Гарик сделал вид, что принял все положенные ему рукоплескания.
– Да, классно, – подтвердил Антон, почему-то глядя на Бобу. – А хотите анекдот?
Все хотели. Рассказывая анекдоты, Антон так веселился сам, так артистично изображал разный тон собеседников, что любая примитивная школьная шутка или грубая солдатская историйка превращалась в спектакль.
– Почему презерватив белого цвета? – спросил он лекторским тоном и сам себе ответил с кокетливо-гомосексуальным душком: – Белое полнит...
– Почему смеялись? – раздался голос Сергея Ивановича.
Маша вскочила. За смехом не услышали, как пришаркал Дед! Боже, какой стыд! Сидим тут, как будто Бабушка и не умирала...
– Смеемся, спрашиваю, почему? – строго спросил Сергей Иванович Антона.
Вскочив, Антон вытянулся во фронт:
– Извините. Дурацкий анекдот рассказал.
– Расскажи, – велел Дед.
Антон задумался на секунду:
– Мужик после автокатастрофы приходит к врачу. «Вот, потерял самое дорогое. Остался всего кусочек». – «Не расстраивайтесь, он у вас вполне приличных размеров. Только почему на нем вытатуировано „ля“?» – «Это все, что осталось от прежней надписи: “Морской привет доблестным защитникам Балтики от славных моряков Севастополя!”»

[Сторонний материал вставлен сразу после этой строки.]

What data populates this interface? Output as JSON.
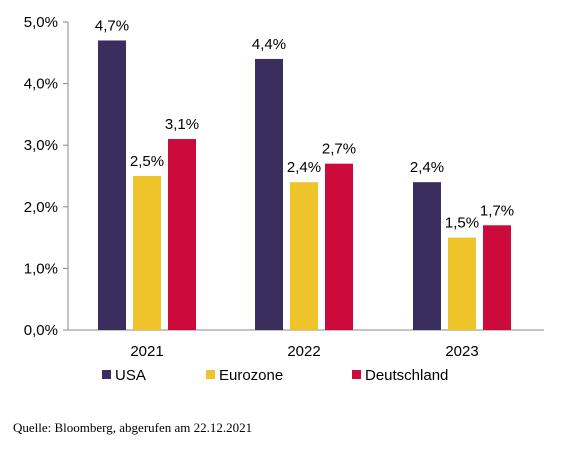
{
  "chart_data": {
    "type": "bar",
    "title": "",
    "xlabel": "",
    "ylabel": "",
    "categories": [
      "2021",
      "2022",
      "2023"
    ],
    "series": [
      {
        "name": "USA",
        "color": "#3a2e5e",
        "values": [
          4.7,
          4.4,
          2.4
        ],
        "labels": [
          "4,7%",
          "4,4%",
          "2,4%"
        ]
      },
      {
        "name": "Eurozone",
        "color": "#efc32a",
        "values": [
          2.5,
          2.4,
          1.5
        ],
        "labels": [
          "2,5%",
          "2,4%",
          "1,5%"
        ]
      },
      {
        "name": "Deutschland",
        "color": "#cc0a3c",
        "values": [
          3.1,
          2.7,
          1.7
        ],
        "labels": [
          "3,1%",
          "2,7%",
          "1,7%"
        ]
      }
    ],
    "ylim": [
      0,
      5
    ],
    "yticks": [
      {
        "value": 0,
        "label": "0,0%"
      },
      {
        "value": 1,
        "label": "1,0%"
      },
      {
        "value": 2,
        "label": "2,0%"
      },
      {
        "value": 3,
        "label": "3,0%"
      },
      {
        "value": 4,
        "label": "4,0%"
      },
      {
        "value": 5,
        "label": "5,0%"
      }
    ],
    "grid": false,
    "legend_position": "bottom-left"
  },
  "source_note": "Quelle: Bloomberg, abgerufen am 22.12.2021"
}
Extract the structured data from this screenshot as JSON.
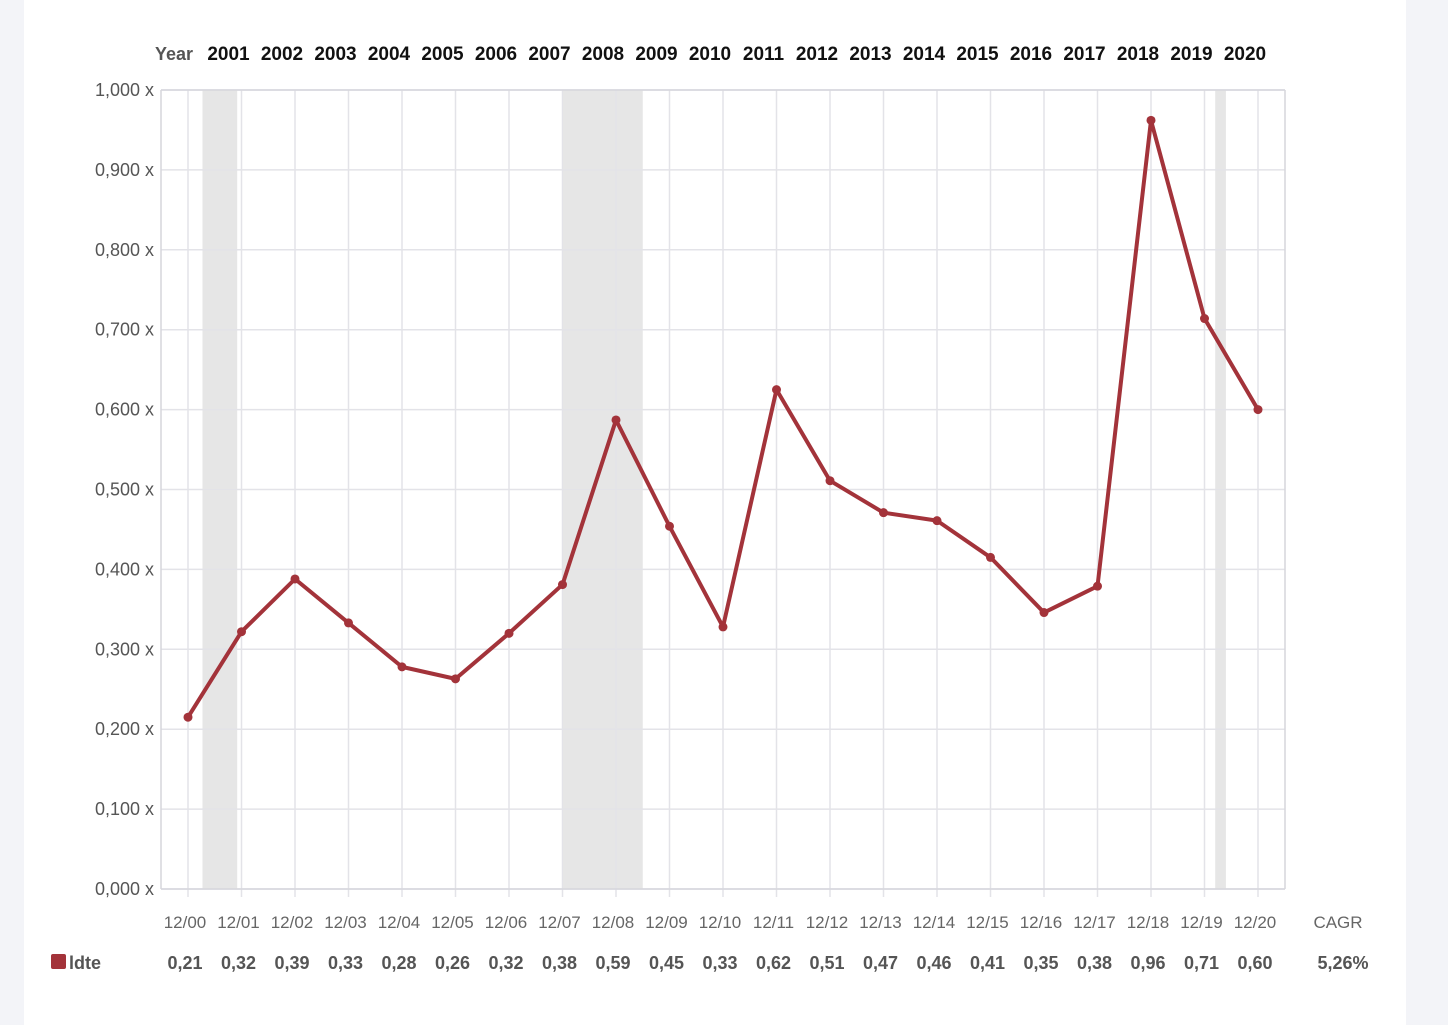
{
  "chart_data": {
    "type": "line",
    "year_header": "Year",
    "years": [
      "2001",
      "2002",
      "2003",
      "2004",
      "2005",
      "2006",
      "2007",
      "2008",
      "2009",
      "2010",
      "2011",
      "2012",
      "2013",
      "2014",
      "2015",
      "2016",
      "2017",
      "2018",
      "2019",
      "2020"
    ],
    "x": [
      "12/00",
      "12/01",
      "12/02",
      "12/03",
      "12/04",
      "12/05",
      "12/06",
      "12/07",
      "12/08",
      "12/09",
      "12/10",
      "12/11",
      "12/12",
      "12/13",
      "12/14",
      "12/15",
      "12/16",
      "12/17",
      "12/18",
      "12/19",
      "12/20"
    ],
    "ylim": [
      0,
      1.0
    ],
    "yticks": [
      0,
      0.1,
      0.2,
      0.3,
      0.4,
      0.5,
      0.6,
      0.7,
      0.8,
      0.9,
      1.0
    ],
    "ytick_labels": [
      "0,000 x",
      "0,100 x",
      "0,200 x",
      "0,300 x",
      "0,400 x",
      "0,500 x",
      "0,600 x",
      "0,700 x",
      "0,800 x",
      "0,900 x",
      "1,000 x"
    ],
    "series": [
      {
        "name": "ldte",
        "color": "#a3333a",
        "values": [
          0.215,
          0.322,
          0.388,
          0.333,
          0.278,
          0.263,
          0.32,
          0.381,
          0.587,
          0.454,
          0.328,
          0.625,
          0.511,
          0.471,
          0.461,
          0.415,
          0.346,
          0.379,
          0.962,
          0.714,
          0.6
        ],
        "labels": [
          "0,21",
          "0,32",
          "0,39",
          "0,33",
          "0,28",
          "0,26",
          "0,32",
          "0,38",
          "0,59",
          "0,45",
          "0,33",
          "0,62",
          "0,51",
          "0,47",
          "0,46",
          "0,41",
          "0,35",
          "0,38",
          "0,96",
          "0,71",
          "0,60"
        ]
      }
    ],
    "shaded_periods": [
      [
        0.27,
        0.92
      ],
      [
        7.0,
        8.5
      ],
      [
        19.2,
        19.4
      ]
    ],
    "shade_color": "#e6e6e6",
    "cagr_label": "CAGR",
    "cagr_value": "5,26%",
    "grid": true
  }
}
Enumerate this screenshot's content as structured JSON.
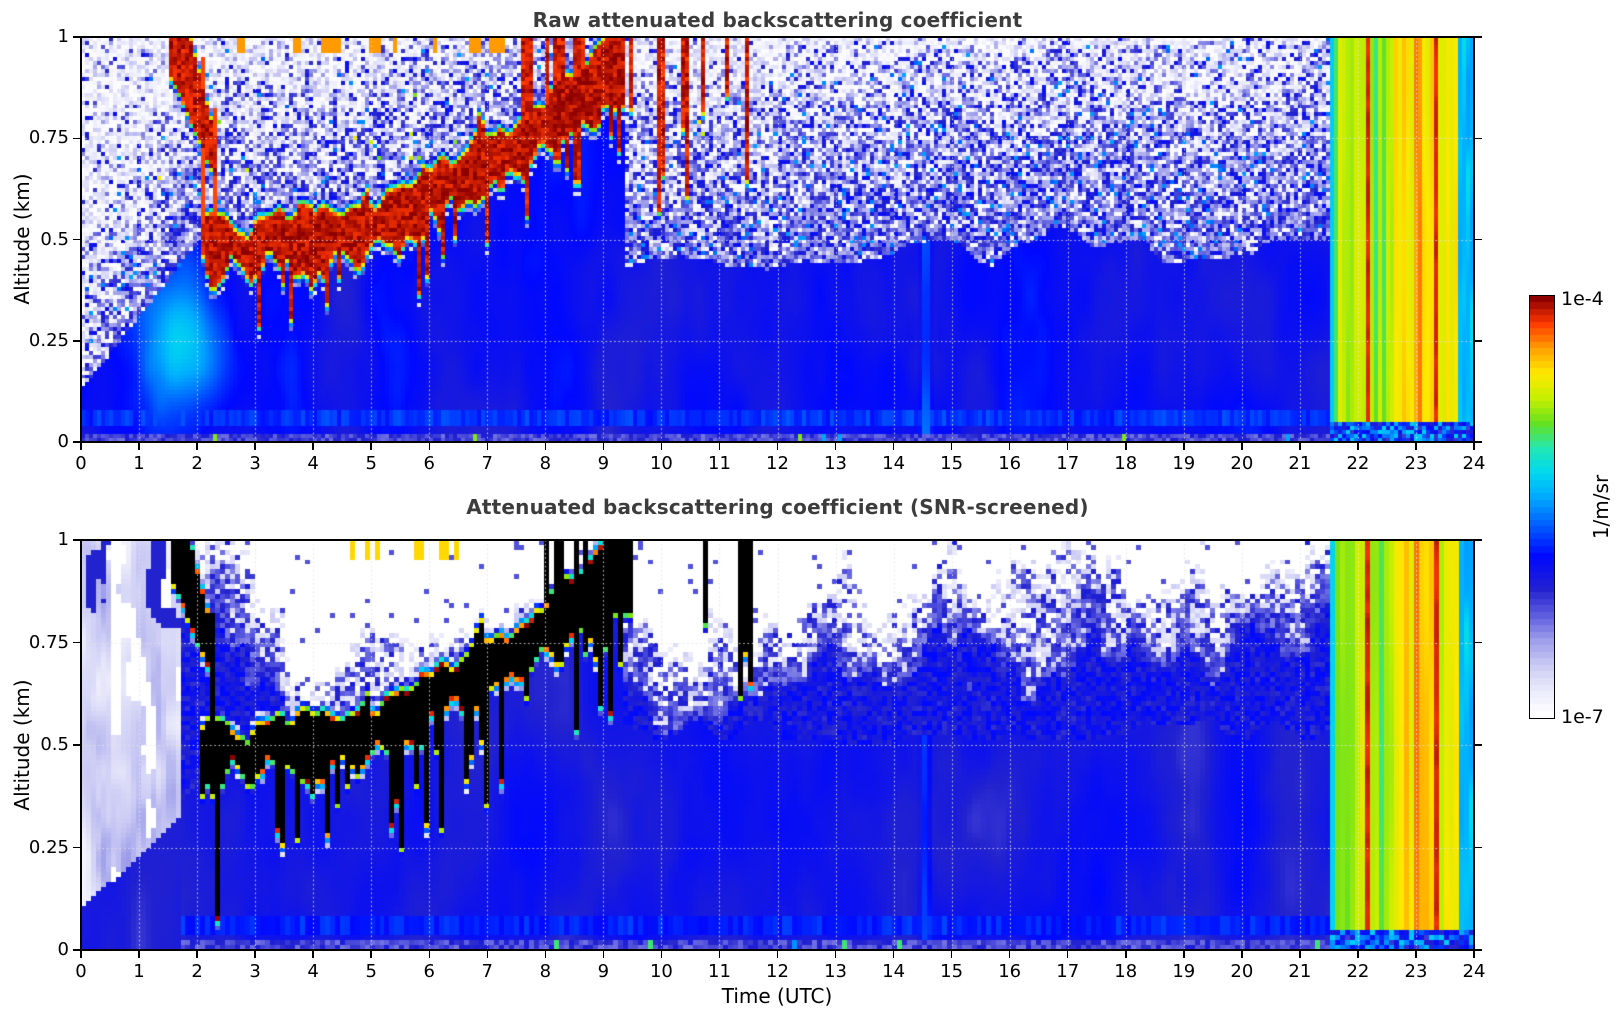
{
  "figure": {
    "panels": [
      {
        "title": "Raw attenuated backscattering coefficient"
      },
      {
        "title": "Attenuated backscattering coefficient (SNR-screened)"
      }
    ],
    "xlabel": "Time (UTC)",
    "ylabel": "Altitude (km)",
    "colorbar": {
      "unit": "1/m/sr",
      "max_label": "1e-4",
      "min_label": "1e-7"
    }
  },
  "chart_data": {
    "type": "heatmap",
    "title": "Raw attenuated backscattering coefficient",
    "subtitle": "Attenuated backscattering coefficient (SNR-screened)",
    "xlabel": "Time (UTC)",
    "ylabel": "Altitude (km)",
    "x_range": [
      0,
      24
    ],
    "y_range": [
      0,
      1
    ],
    "x_ticks": [
      0,
      1,
      2,
      3,
      4,
      5,
      6,
      7,
      8,
      9,
      10,
      11,
      12,
      13,
      14,
      15,
      16,
      17,
      18,
      19,
      20,
      21,
      22,
      23,
      24
    ],
    "y_ticks": [
      0,
      0.25,
      0.5,
      0.75,
      1
    ],
    "y_tick_labels": [
      "0",
      "0.25",
      "0.5",
      "0.75",
      "1"
    ],
    "grid_hours": [
      1,
      2,
      3,
      4,
      5,
      6,
      7,
      8,
      9,
      10,
      11,
      12,
      13,
      14,
      15,
      16,
      17,
      18,
      19,
      20,
      21,
      22,
      23
    ],
    "grid_altitudes": [
      0.25,
      0.5,
      0.75
    ],
    "value_unit": "1/m/sr",
    "value_scale": "log10",
    "value_min": 1e-07,
    "value_max": 0.0001,
    "legend_position": "right-colorbar",
    "colormap_stops": [
      [
        0.0,
        "#ffffff"
      ],
      [
        0.06,
        "#e9e9fb"
      ],
      [
        0.12,
        "#c9c9f4"
      ],
      [
        0.18,
        "#9b9bea"
      ],
      [
        0.24,
        "#5b5bde"
      ],
      [
        0.3,
        "#2222cf"
      ],
      [
        0.38,
        "#0008ff"
      ],
      [
        0.46,
        "#0064ff"
      ],
      [
        0.52,
        "#00a8ff"
      ],
      [
        0.58,
        "#00d8f0"
      ],
      [
        0.64,
        "#22e8b4"
      ],
      [
        0.7,
        "#66e11e"
      ],
      [
        0.76,
        "#c6ef00"
      ],
      [
        0.82,
        "#ffe800"
      ],
      [
        0.88,
        "#ffa000"
      ],
      [
        0.94,
        "#ff3800"
      ],
      [
        1.0,
        "#8c0000"
      ]
    ],
    "features": {
      "aerosol_layer_track_t_z": [
        [
          2.05,
          0.5
        ],
        [
          2.3,
          0.49
        ],
        [
          2.6,
          0.5
        ],
        [
          2.9,
          0.46
        ],
        [
          3.2,
          0.52
        ],
        [
          3.5,
          0.5
        ],
        [
          3.9,
          0.49
        ],
        [
          4.3,
          0.52
        ],
        [
          4.7,
          0.51
        ],
        [
          5.1,
          0.54
        ],
        [
          5.5,
          0.57
        ],
        [
          5.9,
          0.6
        ],
        [
          6.3,
          0.64
        ],
        [
          6.7,
          0.67
        ],
        [
          7.1,
          0.7
        ],
        [
          7.5,
          0.72
        ],
        [
          7.9,
          0.77
        ],
        [
          8.3,
          0.82
        ],
        [
          8.7,
          0.86
        ],
        [
          9.1,
          0.9
        ],
        [
          9.35,
          0.93
        ]
      ],
      "layer_halfwidth_km": 0.05,
      "layer_peak_value": 0.0001,
      "descending_cloud": {
        "t_start": 1.52,
        "t_end": 2.32,
        "z_start": 1.06,
        "z_end": 0.7
      },
      "cloud_streak_period_t": [
        7.6,
        11.65
      ],
      "cloud_streak_count": 26,
      "screened_black_streak_windows_t": [
        [
          7.85,
          9.7
        ],
        [
          11.25,
          11.62
        ]
      ],
      "rain_period_t": [
        21.52,
        24.0
      ],
      "rain_typical_value": 2.5e-05,
      "rain_red_streak_times": [
        22.16,
        23.37
      ],
      "rain_cyan_band_t": [
        23.74,
        24.0
      ],
      "surface_band_z": [
        0.035,
        0.08
      ],
      "boundary_layer_background_value": 1e-06,
      "screened_faint_region_t_end": 1.72,
      "screened_fuzz_top_t_z": [
        [
          2.0,
          0.95
        ],
        [
          3.0,
          0.82
        ],
        [
          4.0,
          0.62
        ],
        [
          6.0,
          0.64
        ],
        [
          8.0,
          0.8
        ],
        [
          10.0,
          0.7
        ],
        [
          12.0,
          0.73
        ],
        [
          13.0,
          0.82
        ],
        [
          14.0,
          0.76
        ],
        [
          15.0,
          0.82
        ],
        [
          16.0,
          0.79
        ],
        [
          17.0,
          0.86
        ],
        [
          18.0,
          0.83
        ],
        [
          19.0,
          0.86
        ],
        [
          20.0,
          0.82
        ],
        [
          21.4,
          0.96
        ]
      ]
    }
  }
}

Маша испуганно вслушивалась в сдавленные звуки, не смея поднять глаз на Деда. Он плачет. Такого не было никогда, Дед даже на похоронах держался. Это она во всем виновата, устроила здесь клуб. Правильно говорила Аллочка! Наконец, сгорбившись от желания стать как можно меньше, а лучше вообще исчезнуть, Маша робко взглянула на Деда.
Дед смеялся. Да, действительно, явственно слышалось слабенькое такое – хи-хи.Гарик обычно Антона презрительно не замечал, как не замечают друг друга звери разных пород. Что ему, Гарику, этот красавец, – в жизни есть дела поважней женщин! Но сегодня Антон выглядел героем дня, а Боба больше чем когда-либо похожим на печального жирафа. И, будучи все же писателем – инженером душ, Гарик заметил наконец, что бал сейчас не его.
– А вы померяйтесь силой, – насмешливо предложил он Бобе.
Боба вопросительно взглянул на Антона. Тот кивнул, мол, давай. Синяя плюшевая скатерть стремительно поехала вниз, – таким танком Боба через стол рванулся к Антону. Бобе даже и напрягаться не пришлось – он прижал руку Антона к столу одним резким движением.
– Ой-ой-ой, пусти, дя-яденька, – заныл Антон. – Сильный оказался, зараза!
– Кто бы мог подумать, – переводя взгляд с Антона на Бобу, притворно удивилась Наташа.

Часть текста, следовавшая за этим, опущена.